Yapımcı Charlie Brooker bir süre önce, üçüncü sezon için elinde yeterli materyalin bulunduğunu, onay verilmesini beklediğini açıkladı. Aslında bir röportajda dizinin verdiği mesajı çok güzel açıklamış 🙂 “Teknoloji bir uyuşturucuysa yan etkileri de olmalı. Dizi hoşnutluk ve huzursuzluk veren bir alanda bulunuyor.” Black Mirror aslında bağımlısı olduğumuz; avuç içimizde, duvarımızda, masamızda bizi karşılayan parlak ekran.
Her bölümü film tadında olan dizinin bölümlerine gelince;
İlk sezonun birinci bölümü “The National Anthem” adını taşıyor ve 44 dakika sürüyor. Kraliyet ailesinin genç ve gözde üyesinin kaçırılışı ile ülke karışıyor. Kaçırılma videosu youtube üzerinden bir virüs gibi hızla yayılmaya başlayınca halk ekranlara kilitleniyor. Serbest kalması için tek bir şart var ülkenin başbakanının bir domuzla fiziksel yakınlaşmasının televizyondan canlı yayınlanması.
Yönetmen Otto Bathurst
İlk sezonun ikinci bölümü “Fifteen Million Merits “ adını taşıyor ve 62 dakika sürüyor.
Gelecekte geçen bu bölümde herkes teknolojinin birer figüranı. Yaşayan herkes kondüson bisikletinde pedal çevirerek Merit adı verilen sanal paralardan kazanıyor. Yaşamları boyunca, yemek – içmek – izlemek – barınmak gibi tüm ihtiyaçlarını karşılamak için sisteme merit ödemeleri gerekiyor. Pedal çevirmedikleri zamanlarda küçük ama duvarları dev ekranlara dönüşen odalarda kalıyorlar.
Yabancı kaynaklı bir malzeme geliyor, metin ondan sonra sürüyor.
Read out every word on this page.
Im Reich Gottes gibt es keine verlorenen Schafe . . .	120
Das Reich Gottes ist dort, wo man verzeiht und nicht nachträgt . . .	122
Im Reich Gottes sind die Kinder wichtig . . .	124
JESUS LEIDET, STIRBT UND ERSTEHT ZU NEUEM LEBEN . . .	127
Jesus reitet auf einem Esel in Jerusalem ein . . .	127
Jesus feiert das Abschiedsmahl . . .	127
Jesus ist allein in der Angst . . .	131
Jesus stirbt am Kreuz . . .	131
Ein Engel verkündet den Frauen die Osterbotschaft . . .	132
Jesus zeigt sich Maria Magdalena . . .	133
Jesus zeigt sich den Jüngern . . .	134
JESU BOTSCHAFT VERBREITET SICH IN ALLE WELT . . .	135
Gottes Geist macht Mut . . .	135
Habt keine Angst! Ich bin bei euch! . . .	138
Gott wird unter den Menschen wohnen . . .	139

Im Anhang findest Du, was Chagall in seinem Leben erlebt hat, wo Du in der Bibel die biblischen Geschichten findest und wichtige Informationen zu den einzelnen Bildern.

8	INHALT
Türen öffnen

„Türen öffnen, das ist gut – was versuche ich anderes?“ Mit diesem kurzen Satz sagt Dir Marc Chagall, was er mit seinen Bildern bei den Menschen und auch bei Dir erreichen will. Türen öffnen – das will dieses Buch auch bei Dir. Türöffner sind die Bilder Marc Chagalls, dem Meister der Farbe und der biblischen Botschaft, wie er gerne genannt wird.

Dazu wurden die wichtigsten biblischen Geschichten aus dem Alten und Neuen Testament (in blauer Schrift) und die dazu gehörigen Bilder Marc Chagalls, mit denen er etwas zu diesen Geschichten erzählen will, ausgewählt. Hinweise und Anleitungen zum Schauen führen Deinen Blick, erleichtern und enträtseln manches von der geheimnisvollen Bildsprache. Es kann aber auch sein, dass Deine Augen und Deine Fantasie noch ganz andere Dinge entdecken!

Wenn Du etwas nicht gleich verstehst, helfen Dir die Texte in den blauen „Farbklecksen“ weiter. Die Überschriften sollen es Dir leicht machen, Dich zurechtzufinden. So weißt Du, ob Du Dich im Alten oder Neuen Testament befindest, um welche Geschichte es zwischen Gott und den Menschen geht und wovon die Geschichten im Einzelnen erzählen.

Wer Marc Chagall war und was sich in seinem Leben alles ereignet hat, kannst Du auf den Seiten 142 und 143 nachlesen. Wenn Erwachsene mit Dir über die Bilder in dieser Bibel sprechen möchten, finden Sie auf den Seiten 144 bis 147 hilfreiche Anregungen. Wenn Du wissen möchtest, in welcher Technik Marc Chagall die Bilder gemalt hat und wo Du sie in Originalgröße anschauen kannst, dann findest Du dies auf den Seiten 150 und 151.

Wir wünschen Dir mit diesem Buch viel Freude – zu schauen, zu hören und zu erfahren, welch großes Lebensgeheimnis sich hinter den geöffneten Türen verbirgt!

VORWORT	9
Kaldıkları odaların duvarları dev erkanlarla kaplı ve yayınlanan reklamları izlemedikleri zaman merit ödemek zorunda kalıyorlar. İnsanlar digital çağın avucunda bir kumandaya dönmüş. Yaşanabilecek aşk hikayesi bile rality şov tadında bir yarışmayla hüzünleniyor.
Yönetmen Euros Lyn
İlk sezonun üçüncü bölümü “The Entire History of You“ adını taşıyor. 48 dakikalık bu bölüm alternatif gerçeklik içeriğiyle nefis bir bilim kurgu. Hayatınızda yaşadığınız her anın kayıt altında tutulduğunu ve tüm hatıralarınızı tekrar tekrar izleyebildiğinizi düşünün, nasıl olurdu?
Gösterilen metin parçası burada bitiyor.